Question, does the training file have to be in vtt format? or can it be in .txt?

@TrelisResearch 3 месяца назад

has to have time stamps, so vtt (or srt and you can convert to vtt).

@user-xd1ic9qk8d Месяц назад

good job!! but I'm not finding the checkpoints folders

@TrelisResearch Месяц назад

They'll be generated when you run through the training . Also, you need to set save_dir output_dir to somewhere you want the files to be.

@imranullah3097 4 месяца назад

For low resource language how to train tokenizer and add and then fine tune whisper.?

@TrelisResearch 4 месяца назад

oooh, yeah low resource is going to be tough. Probably the approach depends on language and whether it has close languages. Ideally you want to start with a tokenizer and fine-tuned model for a close language. If you do need to train a tokenizer, you can check this vid out here: huggingface.co/learn/nlp-course/chapter6/2?fw=pt

@imranullah3097 4 месяца назад

Kindly make a video on the following. Hifi-gan with transformer Multi model (text+image)

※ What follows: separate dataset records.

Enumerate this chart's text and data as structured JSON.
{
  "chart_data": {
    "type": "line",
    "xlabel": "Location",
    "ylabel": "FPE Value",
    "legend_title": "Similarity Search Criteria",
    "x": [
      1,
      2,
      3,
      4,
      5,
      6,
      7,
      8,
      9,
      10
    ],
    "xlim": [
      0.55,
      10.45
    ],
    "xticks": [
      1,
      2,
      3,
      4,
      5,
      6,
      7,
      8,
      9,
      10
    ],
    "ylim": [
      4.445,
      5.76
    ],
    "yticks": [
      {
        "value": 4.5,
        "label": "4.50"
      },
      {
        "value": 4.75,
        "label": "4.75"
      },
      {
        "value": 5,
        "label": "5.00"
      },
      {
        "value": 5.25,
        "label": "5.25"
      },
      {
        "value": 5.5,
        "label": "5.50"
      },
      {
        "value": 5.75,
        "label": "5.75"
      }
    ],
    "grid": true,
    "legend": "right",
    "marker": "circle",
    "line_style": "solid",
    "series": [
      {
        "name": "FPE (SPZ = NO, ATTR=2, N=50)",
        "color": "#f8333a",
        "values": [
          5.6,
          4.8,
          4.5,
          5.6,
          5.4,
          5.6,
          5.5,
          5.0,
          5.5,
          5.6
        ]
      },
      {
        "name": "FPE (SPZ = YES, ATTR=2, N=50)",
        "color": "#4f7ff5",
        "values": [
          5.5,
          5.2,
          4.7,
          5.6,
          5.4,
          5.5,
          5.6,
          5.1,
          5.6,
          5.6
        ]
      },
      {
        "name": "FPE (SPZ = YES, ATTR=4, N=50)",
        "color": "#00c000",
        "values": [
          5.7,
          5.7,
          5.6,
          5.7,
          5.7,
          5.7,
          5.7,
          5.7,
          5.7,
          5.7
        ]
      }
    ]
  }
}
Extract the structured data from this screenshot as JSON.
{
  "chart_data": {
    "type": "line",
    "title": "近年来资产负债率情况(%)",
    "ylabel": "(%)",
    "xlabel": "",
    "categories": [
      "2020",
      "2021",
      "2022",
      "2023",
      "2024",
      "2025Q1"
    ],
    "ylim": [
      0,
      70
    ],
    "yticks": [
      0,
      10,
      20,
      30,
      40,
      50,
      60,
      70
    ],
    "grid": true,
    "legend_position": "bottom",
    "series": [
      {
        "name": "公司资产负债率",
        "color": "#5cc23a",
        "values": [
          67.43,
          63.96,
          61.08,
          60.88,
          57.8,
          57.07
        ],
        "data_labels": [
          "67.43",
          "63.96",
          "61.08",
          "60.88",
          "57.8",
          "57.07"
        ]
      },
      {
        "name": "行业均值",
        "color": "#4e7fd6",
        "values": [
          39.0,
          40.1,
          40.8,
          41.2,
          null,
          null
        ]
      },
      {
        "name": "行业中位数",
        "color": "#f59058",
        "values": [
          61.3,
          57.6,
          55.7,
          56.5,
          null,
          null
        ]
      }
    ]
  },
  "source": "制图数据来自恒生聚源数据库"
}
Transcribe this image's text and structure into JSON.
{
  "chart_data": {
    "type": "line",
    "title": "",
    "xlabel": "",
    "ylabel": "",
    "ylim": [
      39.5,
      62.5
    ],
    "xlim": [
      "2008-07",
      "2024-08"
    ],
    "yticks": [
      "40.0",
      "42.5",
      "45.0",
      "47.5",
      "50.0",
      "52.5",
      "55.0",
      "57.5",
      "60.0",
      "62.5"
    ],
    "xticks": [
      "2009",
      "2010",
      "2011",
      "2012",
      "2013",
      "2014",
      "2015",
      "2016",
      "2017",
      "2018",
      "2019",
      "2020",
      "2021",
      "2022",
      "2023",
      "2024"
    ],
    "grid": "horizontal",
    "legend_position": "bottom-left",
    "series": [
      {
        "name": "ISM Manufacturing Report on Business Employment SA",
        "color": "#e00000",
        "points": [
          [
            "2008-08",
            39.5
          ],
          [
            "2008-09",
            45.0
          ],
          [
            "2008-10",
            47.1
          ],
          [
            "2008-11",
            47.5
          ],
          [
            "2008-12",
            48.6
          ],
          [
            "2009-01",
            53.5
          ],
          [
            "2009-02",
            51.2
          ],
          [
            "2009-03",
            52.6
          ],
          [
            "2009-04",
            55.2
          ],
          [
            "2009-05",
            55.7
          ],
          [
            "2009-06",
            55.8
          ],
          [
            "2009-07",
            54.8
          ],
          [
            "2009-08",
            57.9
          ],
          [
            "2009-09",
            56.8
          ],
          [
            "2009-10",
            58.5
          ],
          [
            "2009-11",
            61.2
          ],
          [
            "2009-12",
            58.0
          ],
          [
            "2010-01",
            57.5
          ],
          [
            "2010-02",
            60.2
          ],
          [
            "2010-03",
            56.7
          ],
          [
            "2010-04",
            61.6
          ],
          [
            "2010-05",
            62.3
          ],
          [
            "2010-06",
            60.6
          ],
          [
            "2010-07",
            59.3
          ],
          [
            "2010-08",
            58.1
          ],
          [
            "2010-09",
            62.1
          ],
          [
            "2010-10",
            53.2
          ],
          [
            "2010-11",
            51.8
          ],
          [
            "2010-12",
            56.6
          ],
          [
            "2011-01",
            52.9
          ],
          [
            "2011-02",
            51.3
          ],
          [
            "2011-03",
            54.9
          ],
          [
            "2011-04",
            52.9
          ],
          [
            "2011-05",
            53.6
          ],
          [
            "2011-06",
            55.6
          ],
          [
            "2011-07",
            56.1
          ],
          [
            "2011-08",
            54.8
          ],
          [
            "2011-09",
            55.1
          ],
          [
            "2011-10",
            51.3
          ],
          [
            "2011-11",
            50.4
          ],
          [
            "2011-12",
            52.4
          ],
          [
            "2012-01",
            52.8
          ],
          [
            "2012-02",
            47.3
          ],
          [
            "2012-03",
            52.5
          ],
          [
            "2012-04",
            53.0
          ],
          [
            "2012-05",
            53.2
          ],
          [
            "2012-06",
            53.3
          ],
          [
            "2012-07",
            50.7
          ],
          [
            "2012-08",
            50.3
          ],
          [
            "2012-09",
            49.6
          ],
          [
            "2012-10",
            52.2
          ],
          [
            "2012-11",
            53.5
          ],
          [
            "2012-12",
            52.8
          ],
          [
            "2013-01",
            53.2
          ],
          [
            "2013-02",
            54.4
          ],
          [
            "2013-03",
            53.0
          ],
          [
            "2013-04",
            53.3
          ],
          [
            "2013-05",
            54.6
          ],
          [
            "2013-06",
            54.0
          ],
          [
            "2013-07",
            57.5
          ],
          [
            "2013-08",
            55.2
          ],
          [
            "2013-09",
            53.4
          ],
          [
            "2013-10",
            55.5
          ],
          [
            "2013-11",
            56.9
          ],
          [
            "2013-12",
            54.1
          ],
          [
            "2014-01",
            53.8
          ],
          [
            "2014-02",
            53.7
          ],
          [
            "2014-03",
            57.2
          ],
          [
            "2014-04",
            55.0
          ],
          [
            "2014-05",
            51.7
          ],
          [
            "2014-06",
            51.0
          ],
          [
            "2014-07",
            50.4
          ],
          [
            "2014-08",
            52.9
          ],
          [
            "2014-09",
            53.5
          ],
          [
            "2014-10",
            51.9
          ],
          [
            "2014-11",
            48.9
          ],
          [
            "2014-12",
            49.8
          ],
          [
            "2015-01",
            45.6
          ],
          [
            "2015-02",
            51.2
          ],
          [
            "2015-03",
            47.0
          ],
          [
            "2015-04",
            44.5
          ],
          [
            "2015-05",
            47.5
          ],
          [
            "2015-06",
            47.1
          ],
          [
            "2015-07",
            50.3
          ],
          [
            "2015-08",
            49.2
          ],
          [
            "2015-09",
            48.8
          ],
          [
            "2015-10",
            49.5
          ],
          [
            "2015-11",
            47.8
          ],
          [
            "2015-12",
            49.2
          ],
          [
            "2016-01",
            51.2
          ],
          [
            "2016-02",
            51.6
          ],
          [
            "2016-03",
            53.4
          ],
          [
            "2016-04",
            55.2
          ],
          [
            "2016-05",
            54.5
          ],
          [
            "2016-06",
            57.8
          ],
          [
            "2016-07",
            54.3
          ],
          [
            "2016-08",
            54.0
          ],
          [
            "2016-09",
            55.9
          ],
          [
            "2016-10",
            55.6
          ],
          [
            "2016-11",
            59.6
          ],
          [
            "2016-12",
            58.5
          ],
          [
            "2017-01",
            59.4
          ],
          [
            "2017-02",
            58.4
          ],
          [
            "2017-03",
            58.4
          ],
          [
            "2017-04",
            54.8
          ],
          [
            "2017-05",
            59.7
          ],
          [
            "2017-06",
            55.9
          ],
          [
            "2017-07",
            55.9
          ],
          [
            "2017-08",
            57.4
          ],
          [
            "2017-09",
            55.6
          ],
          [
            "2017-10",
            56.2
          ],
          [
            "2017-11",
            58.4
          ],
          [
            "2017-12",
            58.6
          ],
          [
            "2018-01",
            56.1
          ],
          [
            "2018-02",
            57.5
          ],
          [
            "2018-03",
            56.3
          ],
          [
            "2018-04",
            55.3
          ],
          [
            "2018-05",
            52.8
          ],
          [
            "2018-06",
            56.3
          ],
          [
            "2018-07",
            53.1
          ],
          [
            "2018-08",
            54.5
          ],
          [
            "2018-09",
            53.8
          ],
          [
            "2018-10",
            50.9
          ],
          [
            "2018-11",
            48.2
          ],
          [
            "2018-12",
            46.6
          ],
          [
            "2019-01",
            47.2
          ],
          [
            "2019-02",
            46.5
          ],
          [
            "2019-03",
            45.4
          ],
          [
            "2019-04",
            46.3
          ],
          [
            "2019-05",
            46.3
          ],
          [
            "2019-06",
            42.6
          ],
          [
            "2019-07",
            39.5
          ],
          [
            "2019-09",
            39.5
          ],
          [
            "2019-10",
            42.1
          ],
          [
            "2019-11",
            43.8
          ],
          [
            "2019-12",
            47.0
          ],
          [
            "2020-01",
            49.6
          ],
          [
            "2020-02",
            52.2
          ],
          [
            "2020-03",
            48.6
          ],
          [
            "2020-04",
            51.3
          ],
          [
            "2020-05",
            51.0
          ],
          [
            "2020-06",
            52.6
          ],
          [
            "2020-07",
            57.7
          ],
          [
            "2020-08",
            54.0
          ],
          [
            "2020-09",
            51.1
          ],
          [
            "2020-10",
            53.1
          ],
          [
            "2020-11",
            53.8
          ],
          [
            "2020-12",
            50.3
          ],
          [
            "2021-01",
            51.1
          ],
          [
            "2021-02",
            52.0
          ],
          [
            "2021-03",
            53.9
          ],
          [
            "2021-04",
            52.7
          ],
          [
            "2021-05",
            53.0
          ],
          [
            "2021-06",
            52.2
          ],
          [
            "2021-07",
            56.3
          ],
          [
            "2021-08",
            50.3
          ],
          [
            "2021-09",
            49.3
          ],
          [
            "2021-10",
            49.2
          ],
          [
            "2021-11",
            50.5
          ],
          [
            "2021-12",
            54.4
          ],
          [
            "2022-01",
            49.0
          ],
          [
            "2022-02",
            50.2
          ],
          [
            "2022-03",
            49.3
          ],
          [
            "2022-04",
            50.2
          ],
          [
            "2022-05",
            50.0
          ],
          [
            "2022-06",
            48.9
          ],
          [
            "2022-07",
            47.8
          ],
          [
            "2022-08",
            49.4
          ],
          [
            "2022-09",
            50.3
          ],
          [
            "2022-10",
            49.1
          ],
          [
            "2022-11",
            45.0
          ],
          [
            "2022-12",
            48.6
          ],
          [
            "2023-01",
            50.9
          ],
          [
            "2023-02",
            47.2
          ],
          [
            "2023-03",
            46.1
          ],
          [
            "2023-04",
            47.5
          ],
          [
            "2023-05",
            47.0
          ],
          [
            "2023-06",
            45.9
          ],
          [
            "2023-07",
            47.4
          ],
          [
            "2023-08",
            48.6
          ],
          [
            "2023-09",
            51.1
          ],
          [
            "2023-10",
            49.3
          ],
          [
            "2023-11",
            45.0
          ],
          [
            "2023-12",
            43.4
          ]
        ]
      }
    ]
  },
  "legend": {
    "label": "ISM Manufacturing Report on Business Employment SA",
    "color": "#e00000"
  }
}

@TrelisResearch 4 месяца назад

thanks, I'll add to my list. I was already planning on multi-modal some time. will take me a bit of time before getting to it

@AndrewBawitlung 3 месяца назад

What to do when my language is not in the whisper tokenizer?

@TrelisResearch 3 месяца назад

Probably imperfect, but maybe you could choose the closest language and then fine-tune from there.

@simonsu-yz9vo 3 месяца назад

is it possible to fine tuning for speech translation?

@TrelisResearch 3 месяца назад

yes, you just need to format the Q&A for that.

@AndrewBawitlung 4 месяца назад

can u compare it with XLS-R?

@TrelisResearch 4 месяца назад

thanks for the tip, will be a while before I get back to speech but I have noted that as a topic

@_loong9906 14 дней назад

Great video! But, in my checkpoints, there's no 'added_tokens.json' or 'config.json' and so on. what's happening to me. what did i miss?

@TrelisResearch 12 дней назад

You mean you are running training but not finding those files in your saved checkpoints? whereas you see them in my video when I do the same?

@sumitjana7794 3 месяца назад

I have transcripted text in .srt format, can I train with it??

@TrelisResearch 3 месяца назад

Yes! And for this script you can just convert srt to vtt losslessly using an online tool.

@sumitjana7794 3 месяца назад

thanks a lot @@TrelisResearch

@ivor1113 10 дней назад

Can you share the code in ADVANCED-transcription?

@TrelisResearch 10 дней назад

Howdy! Yes, the code is in the ADVANCED-transcription repo, which you can buy lifetime access to (incl. future updates). If you buy and something is missing, you can create an issue in the repo.